Depois de quase três horas de discussão, foi aprovado na noite de terça-feira (18) o relatório do Congresso de Comissões ao Projeto de Lei 435/2019, de autoria da deputada Janaína Paschoal (PSL-SP), que permite que gestantes optem por fazer cesariana na rede pública, a partir da 39ª semana de gravidez, independentemente de orientação médica.
A iniciativa é condenada por entidades como o Conselho Regional de Enfermagem de São Paulo (Coren-SP) e o Núcleo de Defesa da Mulher da Defensoria Pública Estadual (Nudem).
Na sessão de terça, parlamentares do PT e do PSOL apresentaram voto contrário em separado, por considerarem que a proposta vai na contramão do que recomenda a Organização Mundial de Saúde (OMS), ou seja, cesarianas apenas com indicação médica.
Com 21 votos favoráveis e 8 contrários, o Congresso de Comissões, que reúne a Comissão de Constituição e Justiça (CCJ), a Comissão de Finanças e Orçamento (CFO) e a Comissão de Mulheres, aprovou a emenda ao PL das cesarianas, que além da escolha da parturiente pelo método cirúrgico, seja afixada placa em maternidades e hospitais com os seguintes dizeres: “é assegurado o direito ao parto humanizado nos seguintes estabelecimentos de saúde do estado de São Paulo, nos termos da Lei 15.759, de março de 2015”.
Psol e PT também conseguiram adiar por uma semana a votação do projeto em plenário. A deputada Beth Sahão (PT) explicou que o ganho de uma semana dá um fôlego aos que são contrários ao PL, mas lembrou que basta maioria simples para aprovar matéria.
Além de uma audiência pública marcada para esta quarta-feira (19), a deputada estadual Márcia Lia (PT) disse que haverá, na próxima terça (25), uma reunião técnica sobre o assunto.
“Com pessoas que possam nos dar mais informações sobre complicações advindas do parto, da cesariana, tudo que possa subsidiar o debate do projeto. Vamos lutar com todas as nossas forças para que possamos derrubar esse projeto, porque sabemos que a OMS, os médicos conscientes, as doulas [defendem] o parto humanizado como a melhor conduta médica”.
Já a autora do PL justifica a propositura como garantia de parto humanizado.
Para a sanitarista Deborah Delage, doutora em Ciências pela Faculdade de Saúde Pública de São Paulo (FSP/SP) e doula, está havendo uma simplificação no debate entre má assistência e cesariana.
“Enquanto as mulheres tiverem acesso apenas ao serviço de saúde que não lhes trata como sujeitas, não lhes fornecem informações importantes sobre os processos de gestar, parir e cuidar das crianças; enquanto essa mulher não for protagonista, ela não fará escolhas baseadas em evidências”, acrescenta.
Na avaliação de Delage, a falta de investimento em qualificação da gestação e parto leva à escolha da cesariana, o que poderá ampliar mais as taxas de mortalidade materna.
“Nós já temos um excesso de cesarianas no país.

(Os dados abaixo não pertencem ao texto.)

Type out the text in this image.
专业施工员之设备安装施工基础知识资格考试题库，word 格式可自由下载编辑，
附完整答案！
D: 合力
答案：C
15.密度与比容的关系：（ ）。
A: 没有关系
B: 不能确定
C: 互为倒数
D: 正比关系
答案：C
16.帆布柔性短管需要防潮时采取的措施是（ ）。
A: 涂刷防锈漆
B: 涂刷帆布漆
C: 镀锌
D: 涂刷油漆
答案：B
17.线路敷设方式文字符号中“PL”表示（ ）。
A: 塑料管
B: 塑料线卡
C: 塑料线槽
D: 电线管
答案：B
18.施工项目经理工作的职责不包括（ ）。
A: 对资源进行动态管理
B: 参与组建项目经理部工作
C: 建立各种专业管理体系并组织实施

Temos dificuldade de reduzir taxas de morbidade grave e mortalidade materna, assim como taxas de prematuridade dos bebês, justamente pelo excesso de cesarianas no país. É difícil dizer se a mortalidade materna é maior ou menor onde tem mais cesarianas, porque a mortalidade materna tem um conjunto de acontecimentos, mas certamente se tivéssemos assistência por boas práticas, isso significa também reduzir cesarianas desnecessárias, teríamos redução paulatina da nossa razão de mortalidade materna”.
Na mesma linha, Sahão defende que os recursos do Sistema Único de Saúde (SUS) sejam para aprimorar e facilitar o parto normal.
“O acompanhamento de parto, as condições de informação das parturientes, criar mecanismos que possam facilitar o parto normal, como [o acompanhamento da mulher por] educadores físicos, orientação à ginástica, a uma alimentação adequada e tudo que ajuda na dilatação, que reduz as dores das contrações”, cita a deputada.
Entenda a proposta
O PL 435/2019 estabelece que “seja garantida à gestante a possibilidade de optar pelo parto cesariano a partir da trigésima nona semana de gestação, bem como a analgesia, mesmo quando escolhido o parto normal".
A parlamentar afirmou em suas redes sociais que "não tem nada contra o parto normal, não tem nada contra o parto natural, mas tem tudo contra o desejo de impor convicções de umas poucas pessoas às demais. Ousa-se dizer, à maioria”.
Um requerimento pedindo urgência para a tramitação do projeto, feito pela própria Janaína, acabou aprovado - o que eliminou no debate da matéria em comissões importantes na Casa, incluindo a de Saúde.